The fears that had gripped markets since the beginning of the year are gradually receding. Equity markets are recovering in line with commodities, oil prices and a reduction in volatility. The bond market also perked up, as investors moved into riskier segments.

Economic data continues to be mixed and, in some cases, more disappointing than expected. The ABN AMRO Global Investment Committee believes that there are two sources of relief to the malaise: consumers and policymakers. The consumer holds the key to development of the world economy. Low oil prices will support consumer spending, which, in turn, will reduce inventories and lead to higher output. A fundamental stabilisation should be on its way, given that global demand is growing faster than world output.

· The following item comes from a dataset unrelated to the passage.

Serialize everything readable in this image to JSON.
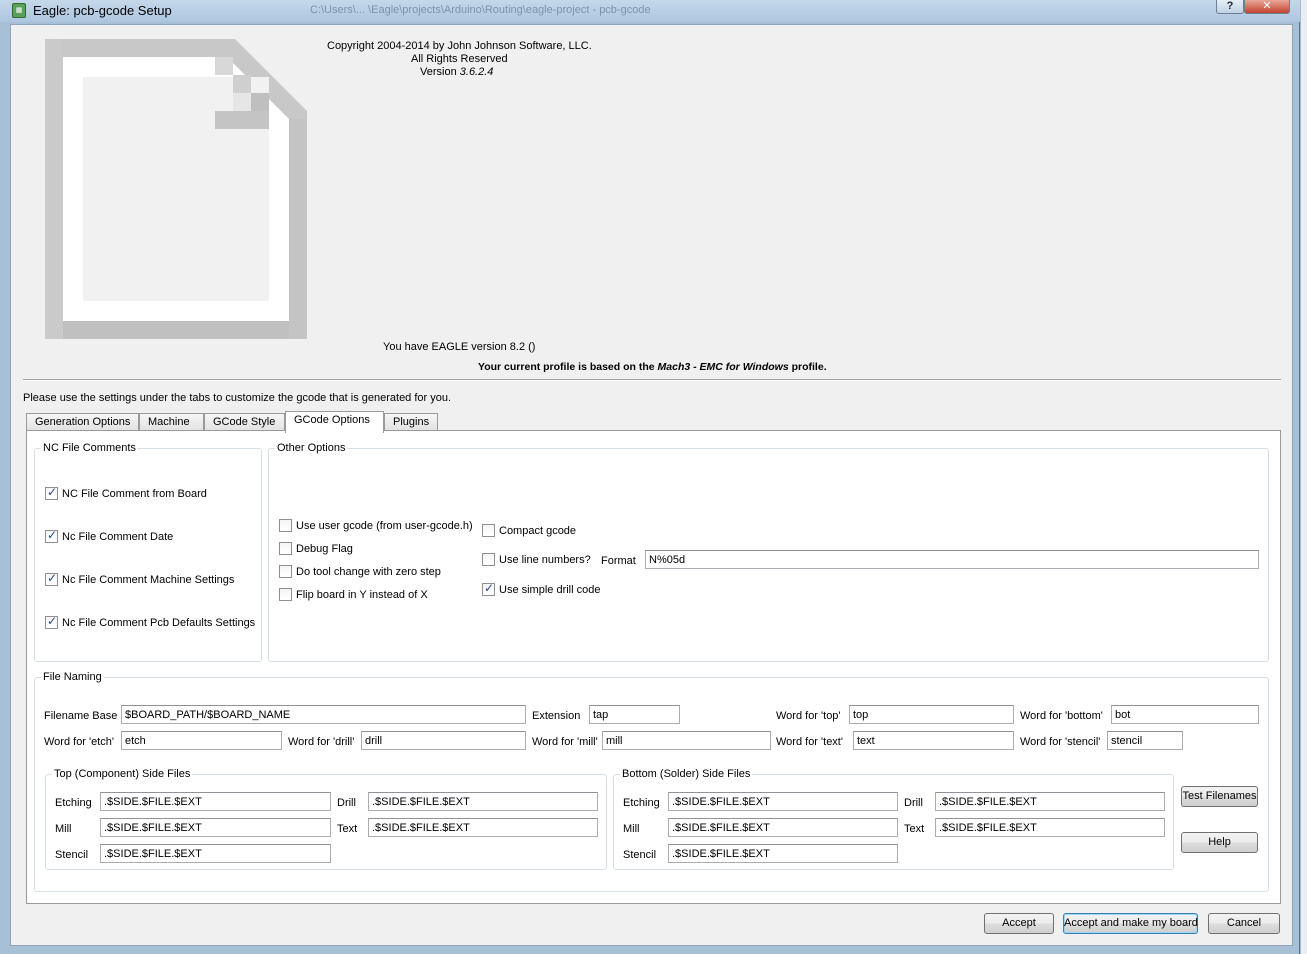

Central banks will return to centre stage starting next week and are expected to continue to support growth. The ECB meets on 10 March and the US Federal Reserve on 13-14 March. The ECB is expected to keep its commitment to improve financial conditions. Further monetary stimulation is expected. Given a sense of exhaustion about the effectiveness of the ECB’s monetary policies, there is also the possibility of a new stimulus setup.

The base case of ABN AMRO Group Economics is that the ECB will cut its deposit rate by 20 basis points in March and by another 20 basis points in June, with measures to cushion the blow for banks. A tiered deposit rate system and even longer duration refi loans are believed likely. In addition, monthly asset purchases are expected to increase by EUR 10 billion a month and for the programme to be extended until June 2017.

In the US, the central bank is expected to keep rates on hold throughout 2016. While the domestic situation may support an increase in rates, global considerations are believed to outweigh a hike any time soon.